In June 2021, Treasury suggested that it will review civil servants’ salaries and allowances in the undertaking of loan agreement which signalled that the government will work with lean numbers in 2022. This commitment has now taken an opposite direction, setting stage for the Sh3.7 trillion domestic debt to balloon farther.

Data from Salaries and Remuneration Commission (SRC) shows that wage bill has grown by about 34 per cent, from Sh615 billion in 2016 to Sh827 billion in 2020 with enticing allowance packages.

This comes amidst reduced revenue collection that has pushed the government to look for multilateral lenders, further bloating external debt which is expected to surpass Sh3.8 trillion by the next financial year. 

Worse, Treasury has been pushed further into a corner after the parliamentary budget committee, in their submission dated February 15, 2022, rejected the government’s bid to raise the debt ceiling from the current Sh9 trillion to Sh12 trillion in the next 2022/23 financial year. 

This means that the Exchequer will not be allowed to borrow more money to meet its financial obligations despite creating room for higher wage bills.

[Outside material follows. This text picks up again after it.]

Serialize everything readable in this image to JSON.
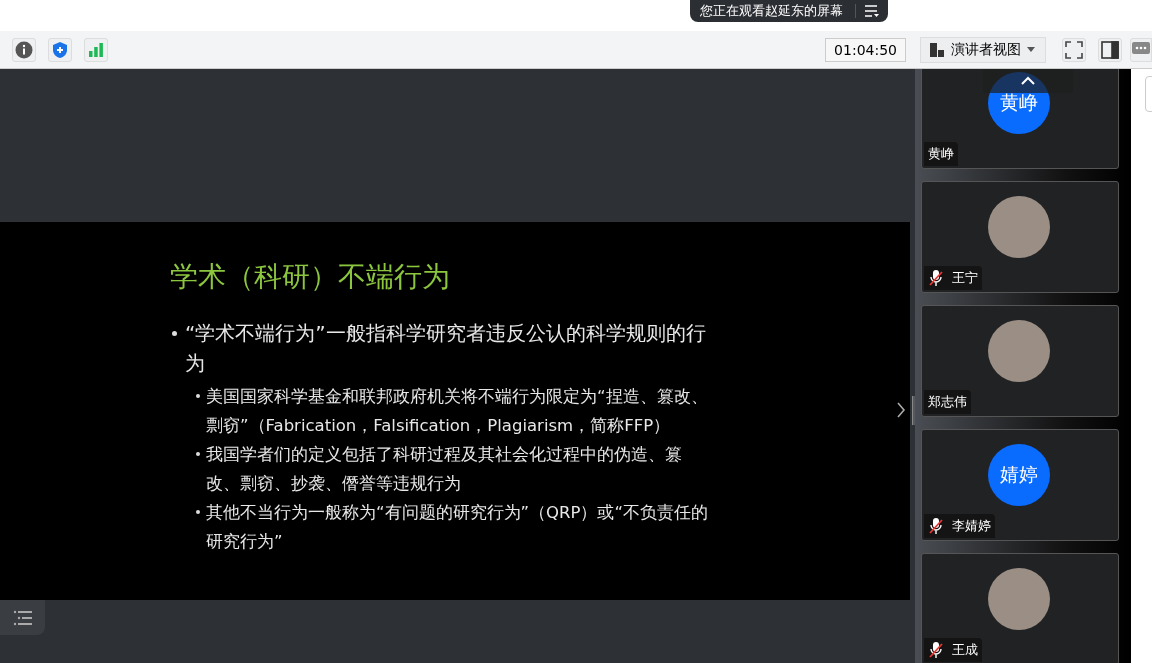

Although the lifting of the hiring freeze which signals increased wage bill is likely to drill a wedge between the Treasury and IMF on loan agreements, experts contend that there is a need to balance between the wage bill and service delivery especially in crucial sectors.  

“Some areas in the civil service may be in dire need of certain skills especially the specialised skills. It’s understandable and agreements can be renegotiated on circumstances basis,” said Raphael Matu, an economist.

With the country already struggling to raise revenue through high taxes, State think-tank Kippra, suggests that the lack of domestic debt restructuring is hindering the prospect of economic recovery.

“Domestic debt restructuring policies are necessary towards mitigating the inherent risks associated with crowding out effect,” it said in its 2021 Economic Report.